Alle kerkelijke bezittingen werden na afloop van de
Tachtigjarige oorlog door de overheid geconfisqueerd. De kapel
heeft geen archief nagelaten en over haar bezit is weinig bekend. Door een onderzoek in de rechterlijke
archieven zijn de inkomsten van de kapel nog wel te achterhalen,
omdat bij transporten van percelen de daaraan verbonden lasten
meestal vermeld zijn.
Zo werd bijvoorbeeld op 24 april 1532 (R23, fol. 95) door Gerit
en Dirck, zonen van wijlen Dirck van der Heijden een huis op het
Havelt opgedragen aan Heilwig, dochter van wijlen Aert Aertss
van der Heijden.
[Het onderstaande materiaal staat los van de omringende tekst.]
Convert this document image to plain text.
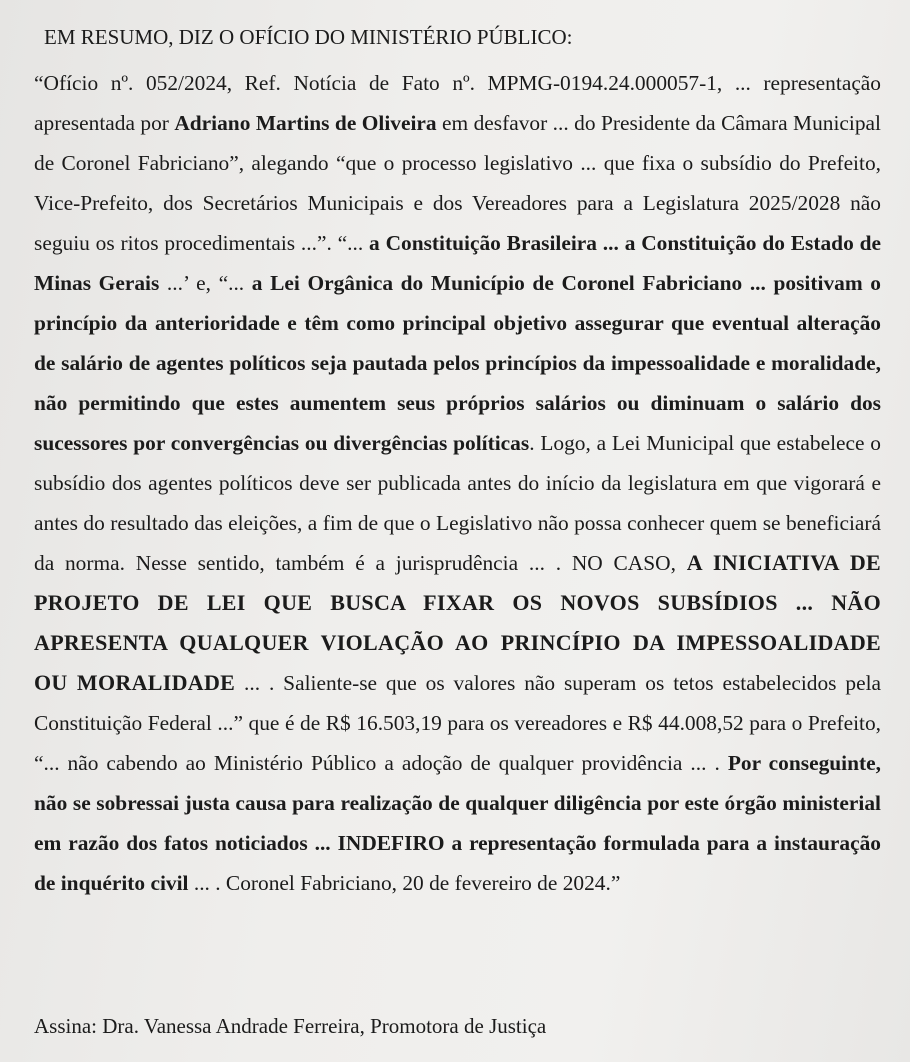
EM RESUMO, DIZ O OFÍCIO DO MINISTÉRIO PÚBLICO:

“Ofício nº. 052/2024, Ref. Notícia de Fato nº. MPMG-0194.24.000057-1, ... representação apresentada por Adriano Martins de Oliveira em desfavor ... do Presidente da Câmara Municipal de Coronel Fabriciano”, alegando “que o processo legislativo ... que fixa o subsídio do Prefeito, Vice-Prefeito, dos Secretários Municipais e dos Vereadores para a Legislatura 2025/2028 não seguiu os ritos procedimentais ...”. “... a Constituição Brasileira ... a Constituição do Estado de Minas Gerais ...’ e, “... a Lei Orgânica do Município de Coronel Fabriciano ... positivam o princípio da anterioridade e têm como principal objetivo assegurar que eventual alteração de salário de agentes políticos seja pautada pelos princípios da impessoalidade e moralidade, não permitindo que estes aumentem seus próprios salários ou diminuam o salário dos sucessores por convergências ou divergências políticas. Logo, a Lei Municipal que estabelece o subsídio dos agentes políticos deve ser publicada antes do início da legislatura em que vigorará e antes do resultado das eleições, a fim de que o Legislativo não possa conhecer quem se beneficiará da norma. Nesse sentido, também é a jurisprudência ... . NO CASO, A INICIATIVA DE PROJETO DE LEI QUE BUSCA FIXAR OS NOVOS SUBSÍDIOS ... NÃO APRESENTA QUALQUER VIOLAÇÃO AO PRINCÍPIO DA IMPESSOALIDADE OU MORALIDADE ... . Saliente-se que os valores não superam os tetos estabelecidos pela Constituição Federal ...” que é de R$ 16.503,19 para os vereadores e R$ 44.008,52 para o Prefeito, “... não cabendo ao Ministério Público a adoção de qualquer providência ... . Por conseguinte, não se sobressai justa causa para realização de qualquer diligência por este órgão ministerial em razão dos fatos noticiados ... INDEFIRO a representação formulada para a instauração de inquérito civil ... . Coronel Fabriciano, 20 de fevereiro de 2024.”

Assina: Dra. Vanessa Andrade Ferreira, Promotora de Justiça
Het huis was belast met onder andere een
jaarlijks te betalen erfcijns van 1 pond aan ‘Sente Anthonis
capelle’ aent Havelt. Verder lagen er op het Boekt twee percelen
met de naam St. Anthonis Acker (blauw op de kaart) die van de Haveltse kapel geweest
waren. Het Veghelse maatboek van 1624 vermeld op bladzijde 87:
St. Antonis eckercken, toecomende de rectoir van St. Antonis
capel gelegen opte Boct.
Het broederschap
In 1618 was er ruzie met de kapel op
het Dorshout over de vraag in welke kapel jaarlijks op
Sint-Anthoniusdag de H. Mis mocht worden gelezen. Volgens Drs.
W. H. Th. Knippenberg wijst de beslissing van bisschop
Zoësius
dat op de betreffende dag alle jaren alleen in de Haveltse kapel
de H. Mis mocht worden gelezen op betrekkingen met bepaalde
gilden. De oudste vermelding van het broederschap
verbonden aan de Haveltse kapel dateert uit 1505. Aerdt Janssen
van de Rijt deed in dat jaar een aantal schenkingen waaronder
aan confratibus Sancti Antonii in Havelt.
Een van
de activiteiten van het schuttersgilde was het zogenoemde
koningschieten. De gildebroeder die de houten vogel of "papegaai"
van de schutsboom schoot, mocht zich koning noemen. Het
Sint-Anthoniusgilde op het Havelt had een eigen schutsboom,
gezien de aanduiding van het Schutsbooms Broekje in 1787 en
1793, vlak bij de kapel gelegen (groen op de kaart).
Dat is tevens tot dusver de eninge
aanwijzing dat het gilde in de achttiende eeuw actief was. In
1827 wordt het Sint-Anthoniusgilde als actief schuttersgilder
vermeld in de brief van de schout van Veghel aan de provinciale
gouverneur over het doen verplaatsen van de in zijn ogen
gevaarlijke schutsbomen naar de heidegebieden. In 1829 wordt het
gilde vermeld bij het verwachtte bezoek van koning Willem I die
via Veghel van Maastricht naar Den Bosch reisde.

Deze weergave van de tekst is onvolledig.